Although I see no evidence of this actually happening, I’m still convinced it’s what the world needs. There are some stroppy, fiery, speak-before-they-think people running significant parts of this world and they’ll try and change us – make us feel that our ideas and decisions are less because we communicate them calmly; that our feelings and instincts are nothing compared to their grand plans and loud demands – but we won’t change.

Sadly, I think society still sees strength as anger over reasoning; volume, rather than integrity; busting things apart, rather than holding them together. But many of us are not impulsive or naturally angry people and our strength comes from the gentle, deliberate and well-considered way we approach things. We agonise over decisions because we know the impacts can be far-reaching and we take on many different points of view and consider them in own our time before forming strong opinions. We reflect on ourselves and make a point of being consistent and professional and never losing our shit in public. Other people might not always see that as strength, but as long as we’re acting in accordance to our values and taking our own feelings and beliefs seriously… well, frankly, other people can piss off.

About 5 years ago I was musing on this from a slightly different angle. http://saradhakoirala.com/2010/11/27/some-semi-formed-ideas-on-karma-and-physics/ I was thinking about how we can trust things to be okay for cosmic and scientific reasons and that there’s logic and necessity behind feeling all the feelings there are to be felt. The part I hadn’t realised at this point though was about trusting those feelings. That post five years ago ended with two questions I can now answer: You can and Yes. I realise now that we must trust our feelings. In fact our own feelings are often the only true and honest things we can know. It’s rare but refreshing to find other people who can also see this. More often than not people are invalidating our feelings, telling us to “cheer up”, “harden up” and to stop being “so dramatic.” People will react to our expressions of emotion with “it’s not that bad” or “it’s not that funny” (my most hated phrase to hear – I’ll laugh like a lunatic if I want to!) So rarely do people just let you feel what you’re feeling for a bit. Likewise, society has taught us that we can change people’s minds. Again this is invalidating especially for those of us who have carefully considered each decision we’ve ever made. In childhood we can quickly learn that “no” doesn’t necessarily mean “no” and that nagging, whiney, goading, pleading, bullying and persisting will get us what we want. Holding onto this belief into adulthood is dangerous and disrespectful and encountering it is a constant test of my resolve that strength is integrity and I shouldn’t have to raise my voice or cause a scene to be listened to.

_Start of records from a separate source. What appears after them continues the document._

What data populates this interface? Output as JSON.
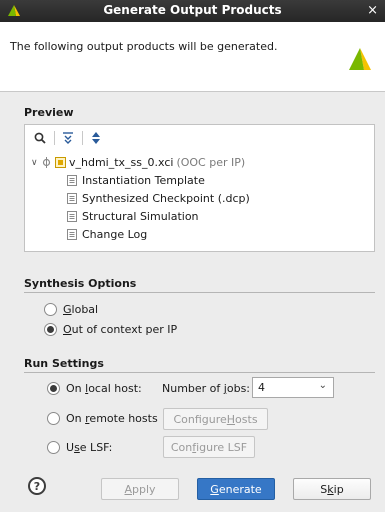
{
  "window": {
    "title": "Generate Output Products",
    "close": "×"
  },
  "header": {
    "description": "The following output products will be generated."
  },
  "preview": {
    "title": "Preview",
    "toolbar": {
      "search": "🔍",
      "collapse": "⇟",
      "expand": "⬍"
    },
    "root": {
      "name": "v_hdmi_tx_ss_0.xci",
      "note": "(OOC per IP)"
    },
    "children": [
      "Instantiation Template",
      "Synthesized Checkpoint (.dcp)",
      "Structural Simulation",
      "Change Log"
    ]
  },
  "synthesis": {
    "title": "Synthesis Options",
    "global": {
      "m": "G",
      "rest": "lobal",
      "selected": false
    },
    "ooc": {
      "m": "O",
      "rest": "ut of context per IP",
      "selected": true
    }
  },
  "run": {
    "title": "Run Settings",
    "local": {
      "pre": "On ",
      "m": "l",
      "post": "ocal host:",
      "selected": true
    },
    "jobs_label": {
      "pre": "Number of ",
      "m": "j",
      "post": "obs:"
    },
    "jobs_value": "4",
    "remote": {
      "pre": "On ",
      "m": "r",
      "post": "emote hosts",
      "selected": false
    },
    "configure_hosts": {
      "pre": "Configure ",
      "m": "H",
      "post": "osts"
    },
    "lsf": {
      "pre": "U",
      "m": "s",
      "post": "e LSF:",
      "selected": false
    },
    "configure_lsf": {
      "pre": "Con",
      "m": "f",
      "post": "igure LSF"
    }
  },
  "footer": {
    "help": "?",
    "apply": {
      "m": "A",
      "rest": "pply"
    },
    "generate": {
      "m": "G",
      "rest": "enerate"
    },
    "skip": {
      "pre": "S",
      "m": "k",
      "post": "ip"
    }
  }
}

My utopia is still a world run by calm and thoughtful people. People who listen to each other, trust their own instincts and make well-considered decisions based on feelings. If I continue to look back on my posts year after year, I want to still feel the same way and know that I’ve managed to stay true to these values.  We shouldn’t have to change to fit into society’s expectations just to live the life we believe in because, let’s be honest, society’s way of operating actually hasn’t been working out that well for society.